Radmall-Quirk suggests that anger issues are very often attached to low self-esteem.

"If you are able to manage other aspects of your life and other emotions, you are more likely to be able to manage anger and that can be that you are able to express the small hurts along the way or the small senses of injustice and so on and deal with them rather than letting them build up. Somebody with low self-esteem will either blow up about everything or they won't feel that they have the right to express anything."

She says one has to ask whether going down the "anger" road is going to resolve the perceived injustice or hurt, or whether it will simply help build up "a snowball" of resentment.

Help can often come in the form of friends who will pull up the angry individual on his or her behaviour, but it doesn't always come from partners who have lived with it for years.

Sometimes, alcohol-related problems or a major life event such as a separation or divorce can be that final straw, says the psychiatrist.

She suggests that anyone wishing to seek help should initially approach a GP, who will direct them to local services.

"I would say what services are available locally are generally best. Very often people living in the country think the best services are in Dublin and in my opinion that puts more stress on the individual."

The bad news is there can be a long waiting list for therapy, because of a shortage of professionally qualified therapists on whom other medical professionals rely.

A recent seminar on stress and anger management in Dublin attracted mainly women aged between about 35 and 60, with a few middle-aged men thrown in. But then, the event fell on the night of a crucial Ireland World Cup qualifier match.

Gael Lindenfield, whose 19 self-help books have been translated into 28 languages, is a psychotherapist specialising in what she calls "confidence building, assertive communication and the management of feelings".

Her seminars, which involve some element of "sharing" with the strangers who have paid €45 for the two-hour session in a cramped room on Stephen's Green in Dublin, will not suit everyone.

But her method will certainly get anyone with anger issues to think about their day-to-day niggles and about logical, sensible ways of dealing with them.

And her own life experiences will also ensure that no one walks away from her seminars thinking that their own problems are insurmountable.

Lindenfield, who originally trained as a psychiatric social worker and psychotherapist, overcame severe depression, a traumatic childhood spent in a series of children's homes, the early death of her mother who was an alcoholic, a divorce, and the tragic death of her 19-year-old daughter nine years ago.

Perhaps reassuringly for some at the seminar, she says that anger can actually be a positive emotion, something that can help us to "get things done", a force that helps people to feel injustice and to do something about it.

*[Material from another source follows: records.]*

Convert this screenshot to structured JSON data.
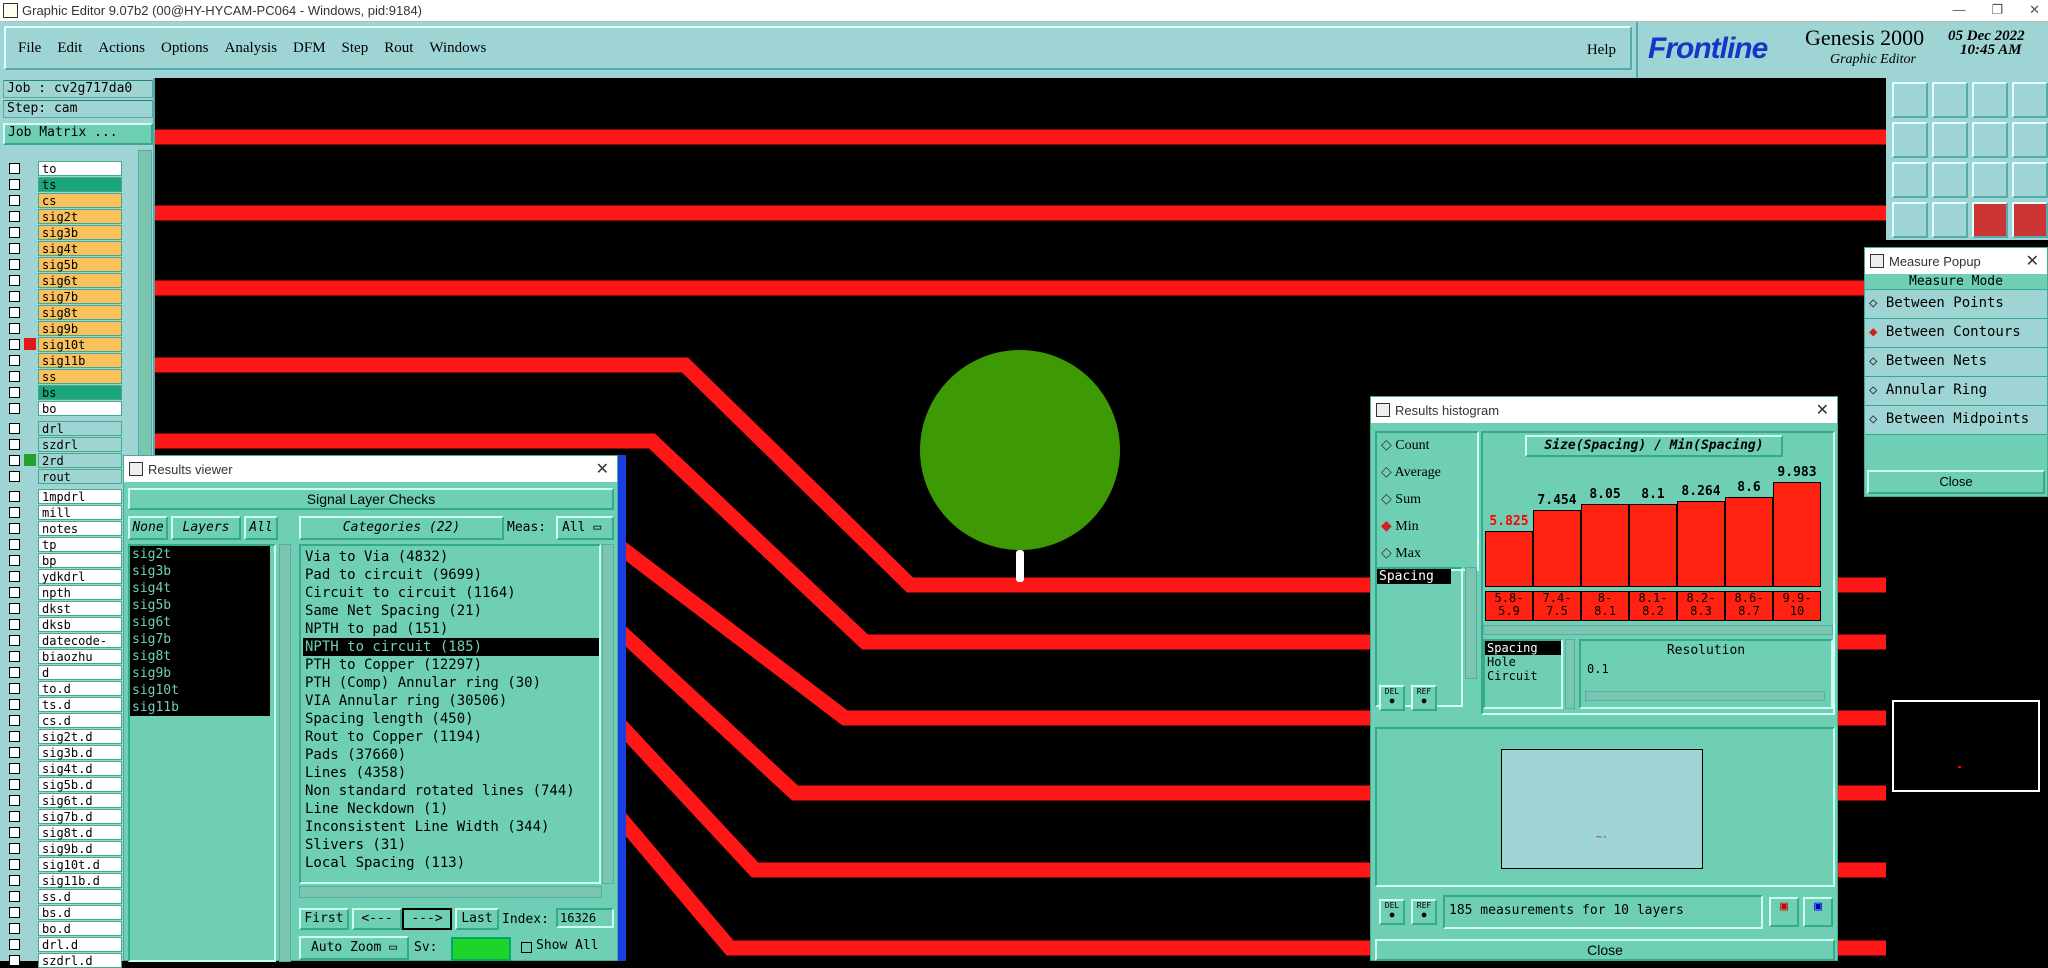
{
  "window": {
    "title": "Graphic Editor 9.07b2 (00@HY-HYCAM-PC064 - Windows, pid:9184)"
  },
  "menu": [
    "File",
    "Edit",
    "Actions",
    "Options",
    "Analysis",
    "DFM",
    "Step",
    "Rout",
    "Windows"
  ],
  "help": "Help",
  "brand": {
    "logo": "Frontline",
    "product": "Genesis 2000",
    "subtitle": "Graphic Editor",
    "date": "05 Dec 2022",
    "time": "10:45 AM"
  },
  "job": {
    "job": "Job : cv2g717da0",
    "step": "Step: cam",
    "matrix": "Job Matrix ..."
  },
  "layers_group1": [
    {
      "name": "to",
      "color": "#ffffff"
    },
    {
      "name": "ts",
      "color": "#1aa57a"
    },
    {
      "name": "cs",
      "color": "#f9c05e"
    },
    {
      "name": "sig2t",
      "color": "#f9c05e"
    },
    {
      "name": "sig3b",
      "color": "#f9c05e"
    },
    {
      "name": "sig4t",
      "color": "#f9c05e"
    },
    {
      "name": "sig5b",
      "color": "#f9c05e"
    },
    {
      "name": "sig6t",
      "color": "#f9c05e"
    },
    {
      "name": "sig7b",
      "color": "#f9c05e"
    },
    {
      "name": "sig8t",
      "color": "#f9c05e"
    },
    {
      "name": "sig9b",
      "color": "#f9c05e"
    },
    {
      "name": "sig10t",
      "color": "#f9c05e"
    },
    {
      "name": "sig11b",
      "color": "#f9c05e"
    },
    {
      "name": "ss",
      "color": "#f9c05e"
    },
    {
      "name": "bs",
      "color": "#1aa57a"
    },
    {
      "name": "bo",
      "color": "#ffffff"
    }
  ],
  "layers_group2": [
    "drl",
    "szdrl",
    "2rd",
    "rout"
  ],
  "layers_group3": [
    "1mpdrl",
    "mill",
    "notes",
    "tp",
    "bp",
    "ydkdrl",
    "npth",
    "dkst",
    "dksb",
    "datecode-to",
    "biaozhu",
    "d",
    "to.d",
    "ts.d",
    "cs.d",
    "sig2t.d",
    "sig3b.d",
    "sig4t.d",
    "sig5b.d",
    "sig6t.d",
    "sig7b.d",
    "sig8t.d",
    "sig9b.d",
    "sig10t.d",
    "sig11b.d",
    "ss.d",
    "bs.d",
    "bo.d",
    "drl.d",
    "szdrl.d"
  ],
  "results_viewer": {
    "title": "Results viewer",
    "header": "Signal Layer Checks",
    "none": "None",
    "layers": "Layers",
    "all": "All",
    "categories": "Categories (22)",
    "meas_label": "Meas:",
    "meas_value": "All",
    "layer_list": [
      "sig2t",
      "sig3b",
      "sig4t",
      "sig5b",
      "sig6t",
      "sig7b",
      "sig8t",
      "sig9b",
      "sig10t",
      "sig11b"
    ],
    "category_list": [
      "Via to Via (4832)",
      "Pad to circuit (9699)",
      "Circuit to circuit (1164)",
      "Same Net Spacing (21)",
      "NPTH to pad (151)",
      "NPTH to circuit (185)",
      "PTH to Copper (12297)",
      "PTH (Comp) Annular ring (30)",
      "VIA Annular ring (30506)",
      "Spacing length (450)",
      "Rout to Copper (1194)",
      "Pads (37660)",
      "Lines (4358)",
      "Non standard rotated lines (744)",
      "Line Neckdown (1)",
      "Inconsistent Line Width (344)",
      "Slivers (31)",
      "Local Spacing (113)"
    ],
    "selected_category": "NPTH to circuit (185)",
    "first": "First",
    "prev": "<---",
    "next": "--->",
    "last": "Last",
    "index_label": "Index:",
    "index_value": "16326",
    "auto_zoom": "Auto Zoom",
    "sv": "Sv:",
    "show_all": "Show All"
  },
  "histogram": {
    "title": "Results histogram",
    "modes": [
      "Count",
      "Average",
      "Sum",
      "Min",
      "Max"
    ],
    "selected_mode": "Min",
    "chart_title": "Size(Spacing) / Min(Spacing)",
    "type_list": [
      "Spacing"
    ],
    "bar_values": [
      "5.825",
      "7.454",
      "8.05",
      "8.1",
      "8.264",
      "8.6",
      "9.983"
    ],
    "bar_value_colors": [
      "#ff0000",
      "#000000",
      "#000000",
      "#000000",
      "#000000",
      "#000000",
      "#000000"
    ],
    "bar_fill": [
      0.44,
      0.6,
      0.65,
      0.65,
      0.67,
      0.7,
      0.82
    ],
    "ranges_top": [
      "5.8-",
      "7.4-",
      "8-",
      "8.1-",
      "8.2-",
      "8.6-",
      "9.9-"
    ],
    "ranges_bot": [
      "5.9",
      "7.5",
      "8.1",
      "8.2",
      "8.3",
      "8.7",
      "10"
    ],
    "del": "DEL",
    "ref": "REF",
    "mode_list": [
      "Spacing",
      "Hole",
      "Circuit"
    ],
    "resolution_label": "Resolution",
    "resolution_value": "0.1",
    "status": "185 measurements for 10 layers",
    "close": "Close"
  },
  "measure": {
    "title": "Measure Popup",
    "header": "Measure Mode",
    "options": [
      "Between Points",
      "Between Contours",
      "Between Nets",
      "Annular Ring",
      "Between Midpoints"
    ],
    "selected": "Between Contours",
    "close": "Close"
  }
}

Anger, she writes, provides vital boosts of both physical and emotional energy, "just when we are most in need of either protection or healing".

Lindenfield's methods of dealing with the things that cause us to get angry include, for example, simple common-sense deep breathing exercises.

She also suggests taking a step back and earthing oneself to the floor or clinging on to a table top for "grounding" when one feels anger building in a face-to-face situation.

The self-help book method won't work for everyone, especially for those too far gone in their anger to benefit from advice that might almost seem self-evident to others. But Zita Radmall-Quirke says that even taking the step to buy a self-help book or to look up a website is an acknowledgement that something is wrong and that this is the time to take action.